Because excluding pre-releases unless explicitly requested is usually
desirable, a helper method is provided to automatically implement the above
for any arbitrary set:

```go
beta1 := versions.MustParseVersion("2.0-beta.1")
beta2 := versions.MustParseVersion("2.0-beta.2")
min := versions.MustParseVersion("1.0.0")

allowed := versions.Union(
    versions.AtLeast(min), // allow any version >1.0.0
    versions.Only(beta1),  // also allow beta1
)
fmt.Println(allowed.Has(beta1)) // => true
fmt.Println(allowed.Has(beta2)) // => true

allowed = allowed.WithoutUnrequestedPrereleases()
fmt.Println(allowed.Has(beta1)) // => true, because it was requested
fmt.Println(allowed.Has(beta2)) // => false, because it was not requested
```

The set of requested versions for a set is always a finite set, by definition.
It can therefore be converted to a version list with `set.List()` if required.

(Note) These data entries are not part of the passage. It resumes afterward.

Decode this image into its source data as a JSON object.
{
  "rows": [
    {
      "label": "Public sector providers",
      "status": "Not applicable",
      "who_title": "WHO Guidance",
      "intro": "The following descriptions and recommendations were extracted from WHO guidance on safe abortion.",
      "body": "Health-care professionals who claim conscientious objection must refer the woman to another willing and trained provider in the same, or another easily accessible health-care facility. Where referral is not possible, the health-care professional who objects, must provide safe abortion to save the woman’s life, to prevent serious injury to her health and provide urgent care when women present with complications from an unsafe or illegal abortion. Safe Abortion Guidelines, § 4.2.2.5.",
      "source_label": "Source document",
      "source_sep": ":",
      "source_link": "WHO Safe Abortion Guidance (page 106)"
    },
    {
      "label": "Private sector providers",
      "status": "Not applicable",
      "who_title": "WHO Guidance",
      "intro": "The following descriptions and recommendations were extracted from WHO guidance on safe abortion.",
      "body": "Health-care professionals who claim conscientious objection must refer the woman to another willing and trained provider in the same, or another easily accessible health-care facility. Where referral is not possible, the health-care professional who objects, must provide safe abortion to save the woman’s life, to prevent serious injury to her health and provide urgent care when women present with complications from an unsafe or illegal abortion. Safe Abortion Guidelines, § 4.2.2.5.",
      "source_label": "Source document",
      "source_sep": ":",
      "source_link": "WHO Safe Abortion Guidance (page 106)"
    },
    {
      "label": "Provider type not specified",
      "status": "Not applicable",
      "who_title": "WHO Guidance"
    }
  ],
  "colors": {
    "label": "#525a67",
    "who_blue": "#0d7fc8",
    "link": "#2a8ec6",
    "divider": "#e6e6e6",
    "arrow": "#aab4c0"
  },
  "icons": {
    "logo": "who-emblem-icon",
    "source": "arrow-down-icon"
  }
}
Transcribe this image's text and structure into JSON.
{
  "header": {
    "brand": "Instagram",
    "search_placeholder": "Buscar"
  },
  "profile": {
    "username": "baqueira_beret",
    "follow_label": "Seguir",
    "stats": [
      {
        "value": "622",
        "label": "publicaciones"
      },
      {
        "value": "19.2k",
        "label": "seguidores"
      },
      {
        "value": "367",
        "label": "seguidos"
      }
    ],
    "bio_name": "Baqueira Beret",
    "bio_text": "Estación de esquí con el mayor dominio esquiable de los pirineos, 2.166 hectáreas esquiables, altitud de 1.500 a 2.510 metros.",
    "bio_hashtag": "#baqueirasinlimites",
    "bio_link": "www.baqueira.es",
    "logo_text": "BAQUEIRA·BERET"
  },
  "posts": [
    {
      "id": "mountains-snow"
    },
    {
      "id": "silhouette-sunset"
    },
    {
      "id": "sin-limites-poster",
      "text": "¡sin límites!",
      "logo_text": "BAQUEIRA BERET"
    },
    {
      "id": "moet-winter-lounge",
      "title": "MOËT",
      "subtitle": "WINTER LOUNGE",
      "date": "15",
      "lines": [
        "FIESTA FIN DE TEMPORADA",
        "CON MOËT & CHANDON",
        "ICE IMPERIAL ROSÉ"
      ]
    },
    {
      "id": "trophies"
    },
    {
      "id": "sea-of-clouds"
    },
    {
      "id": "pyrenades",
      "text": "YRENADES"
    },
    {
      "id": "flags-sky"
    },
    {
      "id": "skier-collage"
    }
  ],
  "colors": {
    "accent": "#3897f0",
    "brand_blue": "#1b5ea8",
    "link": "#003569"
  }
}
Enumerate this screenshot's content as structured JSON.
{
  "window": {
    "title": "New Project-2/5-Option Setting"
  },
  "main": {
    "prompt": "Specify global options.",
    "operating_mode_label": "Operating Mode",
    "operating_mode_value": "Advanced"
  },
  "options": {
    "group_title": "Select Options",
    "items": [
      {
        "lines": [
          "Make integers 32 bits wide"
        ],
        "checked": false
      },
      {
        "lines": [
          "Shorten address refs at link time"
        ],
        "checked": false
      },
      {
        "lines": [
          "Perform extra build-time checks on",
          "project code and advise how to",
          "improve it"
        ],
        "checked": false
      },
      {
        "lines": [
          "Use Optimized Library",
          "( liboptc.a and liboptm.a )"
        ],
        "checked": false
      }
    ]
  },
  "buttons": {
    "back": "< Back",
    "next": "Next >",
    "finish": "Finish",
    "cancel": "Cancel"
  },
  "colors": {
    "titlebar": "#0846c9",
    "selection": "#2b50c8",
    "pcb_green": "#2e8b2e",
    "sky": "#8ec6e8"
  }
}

Requested versions are subject to the same set operations as normal set
members, due to the rule that all requested versions must also be set members.
For example,
`versions.Only(versions.MustParseVersion("1.0-beta.1")).Subtract(versions.Prerelease)` does not request `1.0-beta.1`, because that
member was removed by the `Subtract` operation.

Most callers will just pass in constraint strings authored by the user and
thus not need to worry about requested version sets. However, the functionality
is available to directly interact with this concept for the benefit of
applications that wish to implement different rules for pre-release versions.